Even a less violent form of geologic change could have been devastating to life. For instance, the shifting of the continents and shorelines could have sent the global climate into an inhospitable new state. That seems to have happened in the Ordovician-Silurian, when most of the land on Earth was part of a single supercontinent that migrated to the South Pole. During this period Earth cooled, enormous glaciers formed, sea levels plummeted, and a lot of ocean life was left high and dry. But some extinctions seem to have happened quickly, not just in geologic terms but in human terms as well.

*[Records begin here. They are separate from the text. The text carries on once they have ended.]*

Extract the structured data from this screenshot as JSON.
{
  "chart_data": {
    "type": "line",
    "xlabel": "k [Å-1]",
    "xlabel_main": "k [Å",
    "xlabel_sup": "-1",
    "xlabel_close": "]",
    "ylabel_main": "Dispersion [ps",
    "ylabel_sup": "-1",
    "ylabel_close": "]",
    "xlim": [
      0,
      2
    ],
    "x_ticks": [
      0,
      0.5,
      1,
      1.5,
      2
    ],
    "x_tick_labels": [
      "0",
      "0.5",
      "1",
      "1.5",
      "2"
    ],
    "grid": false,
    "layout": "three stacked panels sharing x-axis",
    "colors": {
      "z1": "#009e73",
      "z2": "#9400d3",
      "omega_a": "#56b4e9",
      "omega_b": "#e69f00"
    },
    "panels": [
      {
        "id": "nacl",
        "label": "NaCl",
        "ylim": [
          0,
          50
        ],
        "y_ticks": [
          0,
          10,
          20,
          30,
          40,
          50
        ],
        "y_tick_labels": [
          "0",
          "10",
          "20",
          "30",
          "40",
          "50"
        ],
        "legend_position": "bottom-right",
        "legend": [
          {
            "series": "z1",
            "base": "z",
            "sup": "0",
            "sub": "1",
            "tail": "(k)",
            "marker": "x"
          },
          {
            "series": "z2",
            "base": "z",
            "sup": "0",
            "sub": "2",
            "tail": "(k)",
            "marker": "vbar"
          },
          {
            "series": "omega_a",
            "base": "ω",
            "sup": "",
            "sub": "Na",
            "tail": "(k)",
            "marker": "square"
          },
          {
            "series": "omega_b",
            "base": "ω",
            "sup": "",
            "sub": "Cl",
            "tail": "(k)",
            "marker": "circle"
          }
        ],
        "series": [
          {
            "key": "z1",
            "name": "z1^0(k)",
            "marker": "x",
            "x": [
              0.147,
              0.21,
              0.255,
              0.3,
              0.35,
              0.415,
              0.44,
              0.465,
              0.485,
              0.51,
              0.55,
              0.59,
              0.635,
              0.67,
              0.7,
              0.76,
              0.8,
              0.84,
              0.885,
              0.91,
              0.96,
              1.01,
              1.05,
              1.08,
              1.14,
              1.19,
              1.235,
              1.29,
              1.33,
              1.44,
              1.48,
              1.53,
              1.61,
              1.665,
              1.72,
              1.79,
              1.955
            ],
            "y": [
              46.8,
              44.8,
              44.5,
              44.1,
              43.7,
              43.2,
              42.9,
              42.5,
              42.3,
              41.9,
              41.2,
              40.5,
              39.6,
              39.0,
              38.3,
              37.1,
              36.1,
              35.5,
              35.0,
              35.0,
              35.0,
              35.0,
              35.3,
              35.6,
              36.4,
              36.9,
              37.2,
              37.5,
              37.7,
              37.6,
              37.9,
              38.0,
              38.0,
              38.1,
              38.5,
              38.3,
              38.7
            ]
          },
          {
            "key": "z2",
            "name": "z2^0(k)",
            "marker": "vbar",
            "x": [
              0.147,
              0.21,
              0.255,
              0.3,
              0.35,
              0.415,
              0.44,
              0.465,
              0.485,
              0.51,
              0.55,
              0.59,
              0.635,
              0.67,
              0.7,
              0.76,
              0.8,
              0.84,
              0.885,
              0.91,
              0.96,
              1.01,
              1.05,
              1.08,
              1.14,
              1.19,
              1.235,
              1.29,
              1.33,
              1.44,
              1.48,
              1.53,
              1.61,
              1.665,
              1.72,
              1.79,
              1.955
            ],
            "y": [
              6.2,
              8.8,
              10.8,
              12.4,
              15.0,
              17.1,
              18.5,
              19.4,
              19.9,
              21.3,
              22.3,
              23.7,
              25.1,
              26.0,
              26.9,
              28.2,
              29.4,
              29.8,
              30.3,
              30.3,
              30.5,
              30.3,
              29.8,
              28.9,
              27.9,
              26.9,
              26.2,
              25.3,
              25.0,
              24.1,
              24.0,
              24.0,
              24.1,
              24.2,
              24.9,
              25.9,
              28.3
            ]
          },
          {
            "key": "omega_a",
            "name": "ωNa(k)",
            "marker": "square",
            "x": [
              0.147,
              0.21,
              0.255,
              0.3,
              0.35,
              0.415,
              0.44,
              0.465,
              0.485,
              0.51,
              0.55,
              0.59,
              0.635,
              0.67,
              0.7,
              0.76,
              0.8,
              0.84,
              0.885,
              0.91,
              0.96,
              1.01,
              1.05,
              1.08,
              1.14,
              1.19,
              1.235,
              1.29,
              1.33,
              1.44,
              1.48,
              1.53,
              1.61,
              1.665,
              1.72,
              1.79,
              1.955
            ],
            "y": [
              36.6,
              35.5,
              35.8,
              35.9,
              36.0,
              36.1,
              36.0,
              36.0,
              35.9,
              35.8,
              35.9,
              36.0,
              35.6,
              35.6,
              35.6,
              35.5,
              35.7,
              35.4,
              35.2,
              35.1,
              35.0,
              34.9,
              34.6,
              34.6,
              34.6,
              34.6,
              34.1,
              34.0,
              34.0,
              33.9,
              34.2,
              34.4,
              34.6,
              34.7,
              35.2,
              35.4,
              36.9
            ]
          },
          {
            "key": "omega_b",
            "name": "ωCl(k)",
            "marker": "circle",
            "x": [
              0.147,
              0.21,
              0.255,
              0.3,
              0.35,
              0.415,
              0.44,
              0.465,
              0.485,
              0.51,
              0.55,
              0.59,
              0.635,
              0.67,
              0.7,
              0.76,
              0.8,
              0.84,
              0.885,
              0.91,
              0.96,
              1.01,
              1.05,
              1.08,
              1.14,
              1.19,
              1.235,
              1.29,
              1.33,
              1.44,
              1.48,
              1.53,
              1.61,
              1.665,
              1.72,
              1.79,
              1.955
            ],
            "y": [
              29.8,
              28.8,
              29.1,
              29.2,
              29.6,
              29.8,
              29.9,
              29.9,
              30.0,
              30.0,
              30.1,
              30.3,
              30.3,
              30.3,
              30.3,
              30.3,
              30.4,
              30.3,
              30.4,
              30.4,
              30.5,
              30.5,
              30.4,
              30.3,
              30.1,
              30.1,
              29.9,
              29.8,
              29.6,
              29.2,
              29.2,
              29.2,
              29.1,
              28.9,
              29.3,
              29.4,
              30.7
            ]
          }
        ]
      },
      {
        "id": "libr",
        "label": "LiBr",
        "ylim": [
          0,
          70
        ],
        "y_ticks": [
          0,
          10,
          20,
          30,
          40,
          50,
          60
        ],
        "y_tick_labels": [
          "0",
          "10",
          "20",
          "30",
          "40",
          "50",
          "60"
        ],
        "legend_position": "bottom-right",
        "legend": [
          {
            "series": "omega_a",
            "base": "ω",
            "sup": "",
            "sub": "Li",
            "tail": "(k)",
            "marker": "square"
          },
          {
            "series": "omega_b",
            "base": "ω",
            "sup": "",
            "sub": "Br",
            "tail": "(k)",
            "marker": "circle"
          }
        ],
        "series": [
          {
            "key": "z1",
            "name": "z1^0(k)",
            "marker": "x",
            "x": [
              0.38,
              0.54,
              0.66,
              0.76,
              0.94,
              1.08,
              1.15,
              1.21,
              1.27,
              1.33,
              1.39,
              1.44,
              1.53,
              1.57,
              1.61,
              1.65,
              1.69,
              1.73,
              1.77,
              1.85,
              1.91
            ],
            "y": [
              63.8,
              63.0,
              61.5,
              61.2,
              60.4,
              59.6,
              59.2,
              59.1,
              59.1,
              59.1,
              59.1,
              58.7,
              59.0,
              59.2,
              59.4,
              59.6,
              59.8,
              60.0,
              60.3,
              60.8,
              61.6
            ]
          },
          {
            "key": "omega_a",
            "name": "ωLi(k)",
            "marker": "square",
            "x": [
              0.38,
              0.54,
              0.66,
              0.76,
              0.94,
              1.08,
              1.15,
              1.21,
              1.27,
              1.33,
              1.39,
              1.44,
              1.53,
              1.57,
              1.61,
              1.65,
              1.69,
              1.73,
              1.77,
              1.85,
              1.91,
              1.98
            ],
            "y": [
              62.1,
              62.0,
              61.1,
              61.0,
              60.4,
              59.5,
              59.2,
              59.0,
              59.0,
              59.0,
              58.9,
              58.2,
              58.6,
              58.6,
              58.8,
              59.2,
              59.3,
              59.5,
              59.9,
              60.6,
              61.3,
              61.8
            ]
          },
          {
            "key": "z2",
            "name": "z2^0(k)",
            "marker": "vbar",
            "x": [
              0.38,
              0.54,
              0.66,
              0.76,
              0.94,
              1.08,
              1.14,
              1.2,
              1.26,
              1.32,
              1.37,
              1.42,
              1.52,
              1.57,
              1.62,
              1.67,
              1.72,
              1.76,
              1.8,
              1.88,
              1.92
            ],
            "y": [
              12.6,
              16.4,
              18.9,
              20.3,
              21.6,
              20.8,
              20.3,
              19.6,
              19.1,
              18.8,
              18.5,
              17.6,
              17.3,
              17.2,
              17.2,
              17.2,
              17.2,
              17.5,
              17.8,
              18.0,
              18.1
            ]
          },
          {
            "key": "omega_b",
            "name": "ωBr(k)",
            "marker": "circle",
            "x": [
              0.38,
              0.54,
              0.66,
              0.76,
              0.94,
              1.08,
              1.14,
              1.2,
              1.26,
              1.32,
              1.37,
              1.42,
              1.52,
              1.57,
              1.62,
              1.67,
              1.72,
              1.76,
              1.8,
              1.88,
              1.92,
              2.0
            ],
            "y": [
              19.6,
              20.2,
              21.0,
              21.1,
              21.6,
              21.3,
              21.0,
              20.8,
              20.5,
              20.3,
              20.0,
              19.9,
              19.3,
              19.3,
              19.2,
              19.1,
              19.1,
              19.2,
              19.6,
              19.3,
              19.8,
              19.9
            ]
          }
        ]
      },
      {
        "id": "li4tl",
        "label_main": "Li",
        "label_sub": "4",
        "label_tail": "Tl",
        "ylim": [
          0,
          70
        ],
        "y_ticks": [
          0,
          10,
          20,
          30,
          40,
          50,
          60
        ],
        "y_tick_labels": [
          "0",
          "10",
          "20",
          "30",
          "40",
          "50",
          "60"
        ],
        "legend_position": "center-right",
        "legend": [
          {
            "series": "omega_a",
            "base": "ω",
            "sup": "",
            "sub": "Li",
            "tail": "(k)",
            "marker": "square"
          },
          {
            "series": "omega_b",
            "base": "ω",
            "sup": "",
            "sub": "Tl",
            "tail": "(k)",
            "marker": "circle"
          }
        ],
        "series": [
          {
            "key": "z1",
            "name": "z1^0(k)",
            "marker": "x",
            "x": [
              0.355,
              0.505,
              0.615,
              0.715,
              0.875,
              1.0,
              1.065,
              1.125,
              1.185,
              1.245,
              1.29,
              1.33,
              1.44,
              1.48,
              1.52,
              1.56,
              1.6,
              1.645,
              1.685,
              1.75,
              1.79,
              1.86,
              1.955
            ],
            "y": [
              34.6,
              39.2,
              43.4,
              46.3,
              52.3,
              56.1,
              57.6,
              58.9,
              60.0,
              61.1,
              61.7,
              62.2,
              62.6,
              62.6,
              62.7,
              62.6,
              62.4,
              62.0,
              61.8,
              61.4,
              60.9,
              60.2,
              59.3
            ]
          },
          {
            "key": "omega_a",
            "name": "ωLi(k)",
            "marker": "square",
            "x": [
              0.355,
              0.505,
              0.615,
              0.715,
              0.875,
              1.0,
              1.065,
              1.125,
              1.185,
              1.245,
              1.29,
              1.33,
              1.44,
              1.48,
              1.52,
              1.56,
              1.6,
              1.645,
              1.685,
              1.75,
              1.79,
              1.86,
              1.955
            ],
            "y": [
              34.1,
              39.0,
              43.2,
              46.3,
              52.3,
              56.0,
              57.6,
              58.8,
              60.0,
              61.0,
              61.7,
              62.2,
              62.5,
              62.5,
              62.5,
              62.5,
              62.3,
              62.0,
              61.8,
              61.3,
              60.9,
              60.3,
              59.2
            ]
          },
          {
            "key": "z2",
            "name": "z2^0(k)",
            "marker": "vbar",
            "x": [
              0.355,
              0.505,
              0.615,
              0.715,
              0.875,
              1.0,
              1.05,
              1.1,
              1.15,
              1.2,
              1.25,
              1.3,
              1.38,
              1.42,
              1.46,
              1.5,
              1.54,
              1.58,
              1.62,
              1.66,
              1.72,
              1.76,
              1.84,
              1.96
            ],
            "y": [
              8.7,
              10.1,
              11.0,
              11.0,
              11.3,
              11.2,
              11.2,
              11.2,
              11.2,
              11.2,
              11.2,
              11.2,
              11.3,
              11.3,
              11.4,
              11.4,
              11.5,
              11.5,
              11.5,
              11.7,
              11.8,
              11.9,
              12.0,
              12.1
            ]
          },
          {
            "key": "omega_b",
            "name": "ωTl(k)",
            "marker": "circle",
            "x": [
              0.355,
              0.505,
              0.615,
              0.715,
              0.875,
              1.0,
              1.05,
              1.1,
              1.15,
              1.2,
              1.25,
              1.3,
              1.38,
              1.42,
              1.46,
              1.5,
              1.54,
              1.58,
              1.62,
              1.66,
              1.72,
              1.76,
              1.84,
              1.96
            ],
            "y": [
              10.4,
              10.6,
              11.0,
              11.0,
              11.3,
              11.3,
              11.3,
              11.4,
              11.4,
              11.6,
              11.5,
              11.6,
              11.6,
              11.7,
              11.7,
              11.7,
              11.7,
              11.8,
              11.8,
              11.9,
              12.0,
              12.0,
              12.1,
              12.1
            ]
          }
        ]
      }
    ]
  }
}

Which brings me to the second big extinction-driver: asteroids. If Earth is struck by an asteroid, everything can change in a flash. Such an event may have brought on the K-Pg extinction, when things seem to have changed far too quickly to explain with a volcanic eruption—at least, not with a volcanic eruption alone. The scientific consensus today is that the main blow to the ancient dinosaurs was a 10-kilometer-wide rock that struck our planet off the coast of what is now Mexico. The result is still faintly visible as a 180-kilometer-wide crater named Chicxulub (say it Mayan style: “CHIK-suh-loob”). It means “devil's flea.” I guess they can be ornery. Some earlier extinctions may have also been the result of an asteroid or group of asteroids hitting the ocean, leaving little evidence for us to find.

One afternoon, I met Walter Alvarez, the scientist who developed and championed the theory that an asteroid triggered the K-Pg extinction. We had a delightful lunch. He is a thoughtful, enthusiastic guy who loves to teach. He also has a rare ability to look at the world and see things that other people don't. He's a bit like Darwin in that way. Walter and his father, geologist Luis Alvarez, proposed the asteroid impact idea in 1980, at a time when most of his colleagues thought that impacts were unimportant in the history of geology. The theory was considered highly controversial. Since then it has been carefully evaluated. It is now considered, by almost all accounts, very reasonable and likely.

When Earth was forming and was comprised of molten minerals and metals, the heavier materials sank to the center. Geologists would not have expected to find much iridium—a hefty element, atomic number 77—in the rocks at the surface. And generally they do not, but it does show up in one distinctive layer: in rocks that are 66 million years old, formed just at the time of the extinction. Alvarez reasoned that the iridium came from an asteroid, because asteroids are rich in iridium compared to Earth's crust. Apparently the asteroid hit near Chicxulub and disintegrated, spreading its debris all around the world.